Global Tufta, ovvero come ci prendono in giro

Creato il 16 agosto 2014 da Albertocapece

Tufta è un termine armeno che indica grosso modo una persona presa per i fondelli, oppure con singolare assonanza con l’italiano una truffa. Con questo termine nell’ultima era dell’Unione Sovietica veniva stigmatizzata l’abitudine delle alte sfere di falsificare le analisi e le statistiche per creare una realtà artificiale. Una tradizione che è stata gloriosamente ripresa dal neoliberismo per asserire le sue verità e concimare con dati fasulli la narrazione mediatica dell’universo mercatista.

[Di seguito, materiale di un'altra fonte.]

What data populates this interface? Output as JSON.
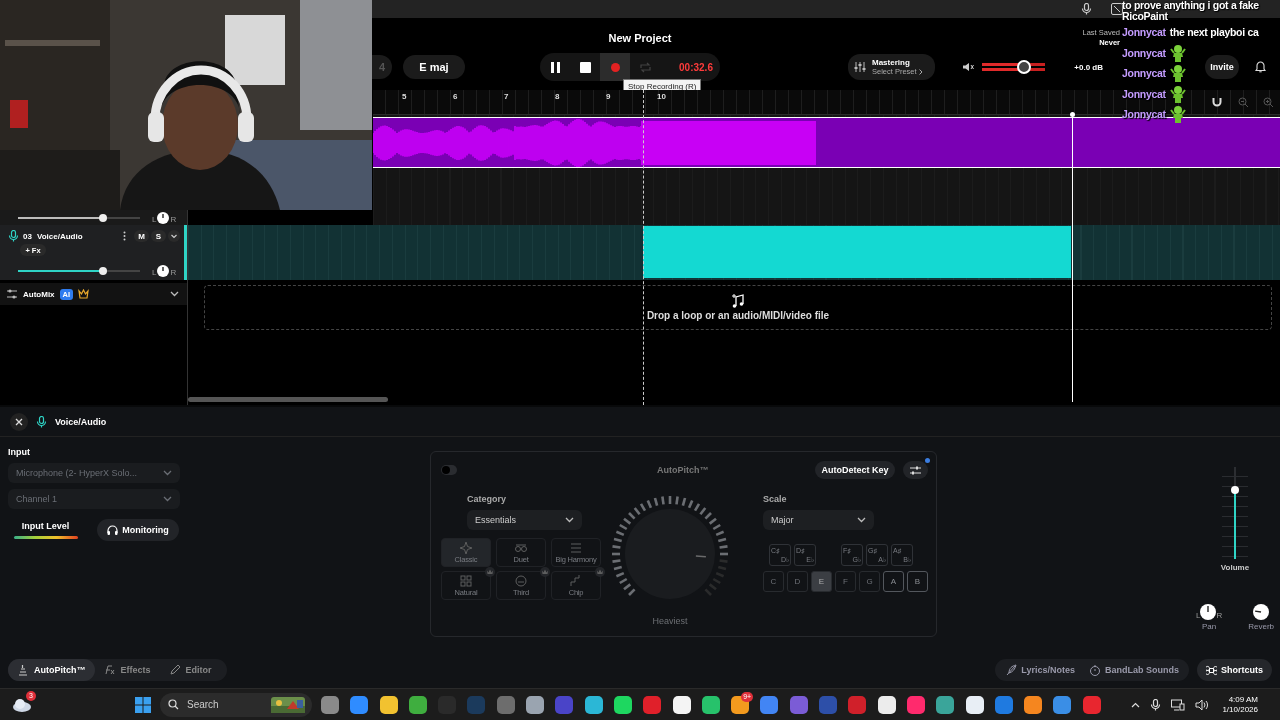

Se una fede religiosa ha i suoi miracoli per combattere l’istintivo scetticismo, la scienza economica ha le sue statistiche e i suoi numeri per risvegliare credenze anche quando urtano contro l’evidenza. Certo non è così semplice perché la realtà è una brutta bestia, ma si sa che la speranza in una condizione migliore è anche il sentimento più facile da accontentare. Così se i dati sull’inflazione sono sempre gestiti dai governi, com’è ben noto, attraverso rilevazioni, strumenti di calcolo e pesature che nell’insieme permettono una grande elasticità di risultato, dal 2008 siamo bombardati dalla luce in fondo al tunnel e cioè da previsioni che regolarmente falliscono e rinviano all’anno dopo l’immancabile ripresa. Il passaggio dal 2013 al 2014 è stato particolarmente curioso perché non una delle previsioni si è avverata in nessuna parte del mondo, tanto che si è ricorso a spiegazioni climatiche sia per gli Usa che per l’Olanda e il Belgio e ultimamente anche per la Germania dove il calo della produzione industriale sarebbe stato dovuto all’inverno particolarmente mite. Si tratta di pure e imbarazzanti sciocchezze non fosse altro perché una certa condizione climatica se frena certe attività e consumi, ne aumenta altri, ma una cosa è assolutamente chiara: o gli analisti si servono volutamente di strumenti inadeguati o estraggono a sorte i numeri oppure vanno dalla cartomante che probabilmente dà responsi consolatori.

Dentro questo quadro complessivo non è nemmeno molto difficile esaltare l’eventuale crescita o minimizzare le perdite, modulandole secondo le opportunità, ma in generale per evitare che la promessa secondo la quale abbandonandosi agli spiriti animali e al mercato tutti staremo meglio, si riveli fasulla: se credi la statistica sarà benigna, se dubiti ti colpirà come un monito e ti mostrerà quanto sia eretico non partecipare all’ottimismo e quanto meschino sia non credere al merito. Certo è un po’ strano  che da 35 anni a questa parte gli Stati Uniti si siano trasformati dal paese delle opportunità in quello con la minore mobilità sociale al mondo, ma questo non ci distoglie dall’idea che i ricchi siano i nuovi giusti nei confronti dei quali le regole e anche le leggi debbono piegarsi, mentre i poveri siano i nuovi eretici la cui condizione deriva esclusivamente dal loro scarso valore.

Tutto questo come ha scritto il sociologo belga Paul Verhaeghe, abbastanza noto nel mondo, ma pressoché  sconosciuto da noi, nella sua qualità di fastidioso solone nonché professorone, viviamo in un mondo di valutazioni, monitoraggi,  controlli e sorveglianza il cui scopo è punire i perdenti e gratificare i vincenti. Peccato che questi ultimi siano sempre gli stessi ormai per diritto ereditario e che mai il merito è contato di meno, cosa del resto più che ovvia in un’economia dove il lavoro è avvilito e i soldi si fanno attraverso il soldi. Persino l’ossessiva numerologia nella quale siamo immersi diventa uno strumento per sostenere l’attiva partecipazione delle vittime tenendole dentro la gabbia delle proprie illusioni attentamente coltivate dagli “educatori” globali.  E rinverdite a colpi di Tufta.